Apple has basically committed itself to the 220 dpi 'retina' display practice that entails using lower volume panels (since few other vendors use 5K 27", for example), and such displays are expensive. Coupled with Apple's pricing (often described in unflattering terms), a display at 32" built-in display would need to be 6K and both it and the AIO system would cost beyond what mainstream consumers are willing to pay.
If there was a demand for such an iMac, Apple would sell it. Unfortunately, there is none and they will not produce it.
There may well be a demand for traditional 27" consumer-targeted iMacs, but seemingly not an iMac Apple is willing to sell at a price that would work.
So basically a Mac Studio built into a 5K Retina display. Would throw my $$$$ at that straight away.
And when that system came to its useful end-of-life, you'd toss out a 5K retina 27" display (just as I'm looking at doing with the iMac I'm on now, if FedEx ever gets my ordered M4 Pro MacMini here to replace it) instead of having that display for 2 or 3 computer systems.

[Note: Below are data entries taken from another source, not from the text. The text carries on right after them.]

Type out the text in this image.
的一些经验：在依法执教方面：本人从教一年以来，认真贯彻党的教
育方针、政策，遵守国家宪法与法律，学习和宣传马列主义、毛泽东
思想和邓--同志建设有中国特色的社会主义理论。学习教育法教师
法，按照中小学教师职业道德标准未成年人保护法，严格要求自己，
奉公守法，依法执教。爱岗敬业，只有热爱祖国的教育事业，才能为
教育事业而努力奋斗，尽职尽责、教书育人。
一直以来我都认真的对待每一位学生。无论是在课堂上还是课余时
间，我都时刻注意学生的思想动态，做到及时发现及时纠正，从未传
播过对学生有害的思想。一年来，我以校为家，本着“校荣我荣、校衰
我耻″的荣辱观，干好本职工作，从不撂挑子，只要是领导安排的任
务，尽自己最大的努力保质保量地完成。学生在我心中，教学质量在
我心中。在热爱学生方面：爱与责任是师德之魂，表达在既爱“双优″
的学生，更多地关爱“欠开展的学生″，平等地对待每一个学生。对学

I think the right approach for Apple is to make a monitor with a Mac mini mounting point, users then able to combine the two into a neat all in one. Maybe incorporate a power connector in the mechanism such that you only need the one cable and power button.
This makes strong sense. Better yet, create a parallel line of modified Mac Minis that are designed as modules to fit in a slot on the back of a new Apple Studio Display. So you buy an (expensive!) ASD, but you get 27", 5K', lauded spatial audio, a (hopefully improved) webcam with Center Stage, excellent color accuracy out of the box, good brightness and default to glossy, and you can use that for 2 or 3 Mac systems before it dies or you toss it.

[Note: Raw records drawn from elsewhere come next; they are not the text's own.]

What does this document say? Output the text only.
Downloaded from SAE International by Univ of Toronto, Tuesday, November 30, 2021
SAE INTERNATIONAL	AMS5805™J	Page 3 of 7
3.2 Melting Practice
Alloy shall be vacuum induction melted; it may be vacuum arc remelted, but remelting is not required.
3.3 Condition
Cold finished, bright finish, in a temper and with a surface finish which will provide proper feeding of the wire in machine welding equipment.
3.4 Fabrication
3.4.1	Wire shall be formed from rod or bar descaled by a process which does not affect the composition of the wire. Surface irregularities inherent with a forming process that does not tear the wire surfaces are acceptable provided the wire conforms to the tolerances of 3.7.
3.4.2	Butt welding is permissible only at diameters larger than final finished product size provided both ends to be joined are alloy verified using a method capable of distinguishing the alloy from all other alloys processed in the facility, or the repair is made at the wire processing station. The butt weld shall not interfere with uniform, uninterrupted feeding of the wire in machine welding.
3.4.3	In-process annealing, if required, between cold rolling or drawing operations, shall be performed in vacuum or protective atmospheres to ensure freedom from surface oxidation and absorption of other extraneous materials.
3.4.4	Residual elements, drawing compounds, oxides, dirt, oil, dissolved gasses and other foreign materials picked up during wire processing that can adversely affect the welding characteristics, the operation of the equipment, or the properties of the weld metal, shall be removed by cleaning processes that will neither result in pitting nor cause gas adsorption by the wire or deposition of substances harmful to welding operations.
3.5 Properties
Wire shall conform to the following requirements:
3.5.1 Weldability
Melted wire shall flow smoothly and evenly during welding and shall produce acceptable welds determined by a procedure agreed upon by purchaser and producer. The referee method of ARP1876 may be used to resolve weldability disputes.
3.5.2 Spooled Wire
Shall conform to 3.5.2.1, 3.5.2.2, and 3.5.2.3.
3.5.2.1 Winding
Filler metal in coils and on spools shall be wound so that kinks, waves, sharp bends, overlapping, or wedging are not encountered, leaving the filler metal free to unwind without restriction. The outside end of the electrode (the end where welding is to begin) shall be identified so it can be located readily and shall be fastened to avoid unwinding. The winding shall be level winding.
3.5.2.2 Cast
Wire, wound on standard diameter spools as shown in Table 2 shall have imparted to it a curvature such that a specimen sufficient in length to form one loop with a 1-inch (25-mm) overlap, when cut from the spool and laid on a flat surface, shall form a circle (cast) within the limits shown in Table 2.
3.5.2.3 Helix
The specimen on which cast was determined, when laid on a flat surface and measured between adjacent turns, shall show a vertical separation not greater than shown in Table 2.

I would replace the iMac Pro with a new one if released, but I have little interest in a Mac mini or studio with separate monitor.

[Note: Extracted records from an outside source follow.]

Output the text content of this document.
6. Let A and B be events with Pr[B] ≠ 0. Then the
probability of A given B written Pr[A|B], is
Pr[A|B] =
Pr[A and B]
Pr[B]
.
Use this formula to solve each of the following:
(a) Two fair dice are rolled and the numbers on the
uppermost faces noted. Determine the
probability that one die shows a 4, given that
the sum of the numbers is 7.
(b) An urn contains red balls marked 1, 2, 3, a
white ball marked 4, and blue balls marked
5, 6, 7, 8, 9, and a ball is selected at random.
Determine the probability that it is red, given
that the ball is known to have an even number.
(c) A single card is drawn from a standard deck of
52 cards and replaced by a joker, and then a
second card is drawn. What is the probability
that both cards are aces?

What does the all-in-one offer that's so compelling to you that you accept making the built-in high quality but expensive display disposable in that it's only useable for that one Mac system? When you upgrade, time to toss it.
How likely are the people interested in the higher end (and priced) power systems with 'Pro' in the name to keep using the same system for 8+ years? Does making the display disposable make sense for them?
There's a key dynamic in the iMac approach directly contrary to the logic in another thread I'm following about the M4 Mac Mini. People ask should I get a basic spec. M4 (or mildly up spec.'d, like 24 gig RAM and 512 gig SSD) over an M4 Pro (with or without higher RAM and/or SSD), or should I 'future proof' it by buying the M4 Pro chip and/or more RAM and SSD?
In other words, should I buy cheaper and upgrade every 4 years, or pay 2 or 3 times the money and upgrade ever 8 years, or some variation?
The majority view seems to be that, given Apple's allegedly egregious pricing on RAM and SSD upgrades, it makes sense to buy closer to the base model and upgrade twice as often.
With the iMac (at least without target display mode), you throw away a high quality display ever time you upgrade. So borrowing the logic from the Mac Mini thread, you either need to toss your (built-in) display twice as often (if not more), or else up-spec. ('future proof') the iMac to it's expected to remain a solid choice for 7 or 8 years.
Maybe that's less problematic for iMacs with a 24" display, but when you're talking 27 (or 32!) inch retina displays, that's a game changer.
Plus if Apple delivers our hypothetical 27 or 32" iMac with spatial audio, you also throw away a high quality in-monitor speaker system. And likely a webcam with Center Stage.
This is not my 1st iMac, and I get the minimalistic elegance, but the only logical way forward I see is a user-swappable 'Mac Mini module' so the computing guts can be upgraded. Seems that would be the best of all worlds.
Look at what the ASD costs; is a 27" iMac model still viable today? How could a 32" inch be?